Our Most Influential survey enters its fifth year this week – the first time Geoff Gallop is not heading the list – in a feature put together by senior reporter Mark Beyer.
Dr Gallop has, of course, left the political stage, providing an opportunity for Alan Carpenter, who was already emerging on the Most Influential stage last year.
There will be some readers who won’t agree with this selection.
One notable character we consulted, a regular name among our Most Influential lists, was adamant from the beginning that Jim McGinty was more influential than Geoff Gallop.
It was an argument he persisted with over the years. Perhaps he was right, but it was not a call we were prepared to make.
There were some suggestions that Mr McGinty’s influence had waned in recent times, but careful consultation has put paid to that. The health minister and state attorney-general remains firmly placed in the upper most branches – but not at the very top of the tree.
Dr Gallop’s demise and Mr Carpenter’s ascension to the premiership has prompted significant change among the key players in the ruling political party and the bureaucracy of the state.
Clearly, one place a new premier puts his stamp early is in the premier’s department where there has been significant change.
Interestingly, in these boom times, business leaders have remained pretty steady.
We asked our network whether Andrew Forrest belonged in the state’s top 10 – he’s created a company worth billions and single-handedly shaken up the Pilbara iron ore duopoly – yet those in the know said no way, not yet.
In contrast, Sam Walsh, the local head of Rio Tinto, a nemesis of Mr Forrest, does crack a listing in the top 10.
Clearly, iron ore is driving this state like no time since the 1960s, when the industry took Western Australia out of relative resources obscurity and thrust it on the world stage.
Signing a deal with another Most Influential name, Gina Rinehart, certainly cemented Mr Walsh in the upper echelons, just beating his local BHP Billiton rival, who does not quite have the same executive power within his own resources giant employer.
The Most Influential is a challenging yet engaging process, which is either illuminating or obvious, depending on which sphere of influence you inhabit.
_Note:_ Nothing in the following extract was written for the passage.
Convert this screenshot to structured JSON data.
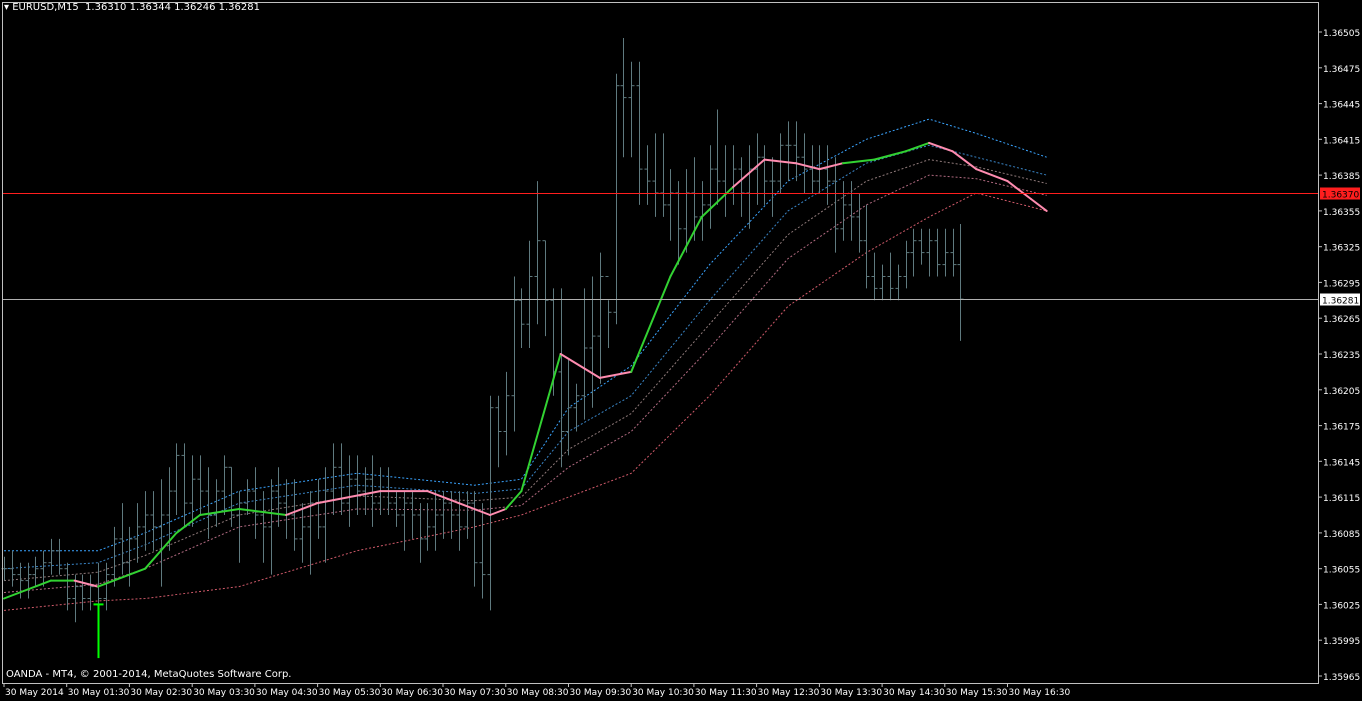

There’s no 100 per cent right answer in this, but we definitely don’t go making outrageous calls just to get noticed.
We hope, instead, to produce a useful guide for those who need to know or are just interested in those who influence the way our state works.
More power comes from fuel debate
I love the debate raging about energy.
For the first time that I can recall we have serious debate about going nuclear, we have real argument about the economic viability of alternative energy and we have the people from coal claiming to have reinvented their fuel into a clean option.
All of these arguments have flaws, which is what makes its so interesting. And it is certainly better than no debate at all.
Driving much of this is the even broader debate over global warming, which is still bitterly argued between those who think the evidence of catastrophe is already here and those who can’t find anything to prove that the world is artificially getting warmer, or that there will be huge consequences if it does.
Across the divide the backers of each cases accuse each other of being doomsayers or having heads in the sand – depending on their cause.
All this is sensible stuff.
While some may argue that debate stifles action, just as tobacco giants sought to stymie cigarette sales regulation by denying research evidence that contradicted their own, that is how democracies work.
They require rigorous argument.
Even to those who believe our soapie watching, fast-food eating public takes too little time to analyse what is happening to them, the current debate shows significant breadth.
It’s a good omen for a good decision.
From my point of view, I am not opposed to nuclear power but, like many, would have reservations about having one constructed in my back yard. I don't believe this spurious argument about taking back spent nuclear fuel, whether or not we have nuclear power. Such an argument should not be used to distract general debate about the value of various energy sources and the risks that each entails.